La inscripción sólo se encuentra en ese cáliz y no en otros objetos reales (el vaso de plata de Antioquía, el cuenco de cristal de Glastonbury, relacionado con las leyendas artúricas) o de carácter mítico, como el caldero de los celtas, que en algún momento ocuparon para algunos el lugar del santo grial.
Primeras décadas
La historia del Santo Cáliz con el que Jesús celebró la última cena y en el que José de Arimatea recogió su sangre se remonta a las primeras décadas de nuestra era, cuando el apóstol San Pedro lo llevó a Roma, donde permaneció hasta que en 258. La presencia de Arimatea a los pies de la cruz ha contribuido a que se justificase el mito del Grial: en el cáliz usado por Cristo en la última cena -otro elemento evangélico- se recogió la sangre que fluía de su costado, traspasado por la lanza de un soldado romano.
La leyenda ve a José de Arimatea con su copa, dotada de poderes sobrenaturales, viajar a Francia, España e Inglaterra.
Provincia de Huesca
Durante las persecuciones cristianas de esa época, el Papa Sixto II fue ejecutado y su diácono Laurentius recibió el encargo de protegerlo.

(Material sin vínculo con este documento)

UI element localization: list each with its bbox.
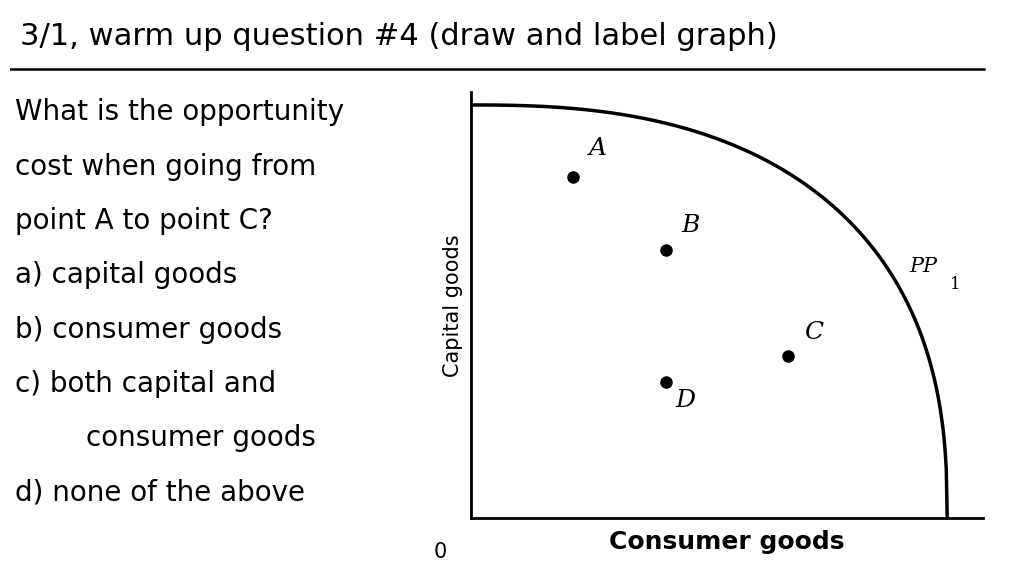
Text: B: B (681, 214, 699, 237)
Text: 0: 0 (434, 543, 446, 563)
Text: b) consumer goods: b) consumer goods (14, 316, 282, 344)
Text: a) capital goods: a) capital goods (14, 262, 237, 290)
Text: 1: 1 (950, 276, 962, 293)
Y-axis label: Capital goods: Capital goods (442, 234, 463, 377)
Text: What is the opportunity: What is the opportunity (14, 98, 344, 127)
Text: 3/1, warm up question #4 (draw and label graph): 3/1, warm up question #4 (draw and label… (20, 22, 778, 51)
Text: consumer goods: consumer goods (14, 425, 315, 452)
Text: D: D (676, 389, 696, 412)
Text: PP: PP (909, 256, 937, 275)
Text: point A to point C?: point A to point C? (14, 207, 272, 235)
Text: d) none of the above: d) none of the above (14, 479, 305, 507)
Text: C: C (804, 321, 823, 344)
Text: A: A (589, 137, 607, 160)
X-axis label: Consumer goods: Consumer goods (609, 529, 845, 554)
Text: cost when going from: cost when going from (14, 153, 315, 181)
Text: c) both capital and: c) both capital and (14, 370, 275, 398)
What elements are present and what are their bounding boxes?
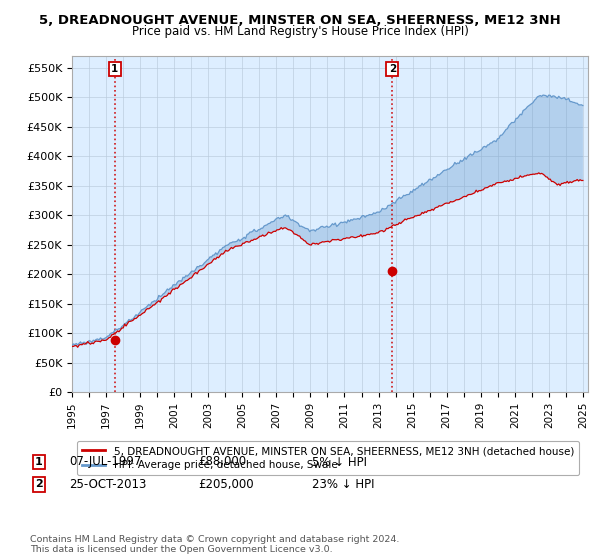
Text: Price paid vs. HM Land Registry's House Price Index (HPI): Price paid vs. HM Land Registry's House … [131,25,469,38]
Text: 2: 2 [35,479,43,489]
Text: 23% ↓ HPI: 23% ↓ HPI [312,478,374,491]
Legend: 5, DREADNOUGHT AVENUE, MINSTER ON SEA, SHEERNESS, ME12 3NH (detached house), HPI: 5, DREADNOUGHT AVENUE, MINSTER ON SEA, S… [77,441,579,475]
Text: £88,000: £88,000 [198,455,246,469]
Text: 2: 2 [389,64,396,74]
Text: 5, DREADNOUGHT AVENUE, MINSTER ON SEA, SHEERNESS, ME12 3NH: 5, DREADNOUGHT AVENUE, MINSTER ON SEA, S… [39,14,561,27]
Text: 5% ↓ HPI: 5% ↓ HPI [312,455,367,469]
Text: Contains HM Land Registry data © Crown copyright and database right 2024.
This d: Contains HM Land Registry data © Crown c… [30,535,400,554]
Text: £205,000: £205,000 [198,478,254,491]
Text: 1: 1 [111,64,119,74]
Text: 07-JUL-1997: 07-JUL-1997 [69,455,142,469]
Text: 1: 1 [35,457,43,467]
Text: 25-OCT-2013: 25-OCT-2013 [69,478,146,491]
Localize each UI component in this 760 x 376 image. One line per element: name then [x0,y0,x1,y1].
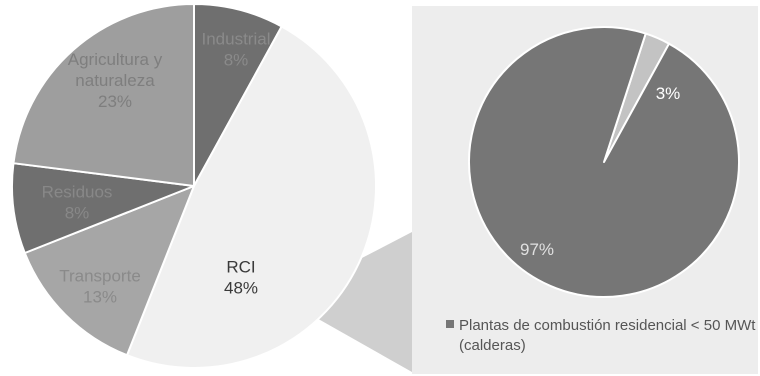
explode-connector-triangle [283,232,412,372]
main-label-rci-line-1: RCI [226,258,255,277]
main-label-residuos-line-2: 8% [65,204,90,223]
main-slice-industrial [193,3,283,187]
legend-label-line-1: Plantas de combustión residencial < 50 M… [459,317,756,334]
main-label-industrial-line-1: Industrial [202,30,271,49]
legend: Plantas de combustión residencial < 50 M… [446,317,756,354]
main-label-agricultura-y-line-1: Agricultura y [68,50,163,69]
main-pie [11,3,377,370]
detail-label-3-line-1: 3% [656,84,681,103]
main-pie-labels: Industrial 8% RCI 48% Transporte 13% Residuos 8… [42,30,271,307]
detail-pie [468,26,741,298]
main-label-transporte-line-1: Transporte [59,267,141,286]
main-label-residuos-line-1: Residuos [42,183,113,202]
detail-pie-labels: 3% 97% [520,84,680,259]
main-slice-rci [126,25,377,370]
legend-marker [446,320,454,328]
legend-label-line-2: (calderas) [459,337,526,354]
main-label-industrial-line-2: 8% [224,51,249,70]
main-slice-agricultura-y [12,3,195,187]
main-label-agricultura-y-line-3: 23% [98,92,132,111]
main-slice-residuos [11,162,195,254]
detail-label-97-line-1: 97% [520,240,554,259]
main-slice-transporte [23,185,195,357]
main-label-rci-line-2: 48% [224,279,258,298]
main-label-agricultura-y-line-2: naturaleza [75,71,155,90]
detail-slice-97 [468,26,741,298]
main-label-transporte-line-2: 13% [83,288,117,307]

Laurentius lo llevó a la casa de sus padres en Loreto, en la provincia de Huesca. La reliquia permaneció oculta en una cueva de Huesca hasta que, en 394, se la llevaron a una iglesia de Jerusalén, de donde fue robada por los persas en 570, durante los saqueos de la ciudad santa, y llevada de nuevo a España a través del norte de Africa.
La invasión musulmana de la península ibérica en 711 motivó que los "caballeros del grial" mantuvieran el cáliz oculto durante años en una cueva cerca de Yebra, hasta que en 1071 fue alojado en el monasterio oscense de San Juan de la Peña.
Corte del Rey Arturo
Las cruzadas, la saga de los cátaros y los templarios y los caballeros de la corte del rey Arturo tuvieron al grial como referencia en los dos siglos siguientes En 1399, el rey aragonés Martín "El humano" llevó el grial de San Juan de la Peña a Zaragoza; de ahí pasó a Barcelona, como lo demuestran documentos consultados por historiadores en el archivo de la Corona de Aragón, y de ahí a la catedral de Valencia en 1347.xxxx Durante la guerra de la independencia (1810-1812), el grial fue trasladado durante cortos periodos de tiempo a Alicante, Ibiza y Mallorca, y durante la guerra civil española fue escondido en casas de particulares.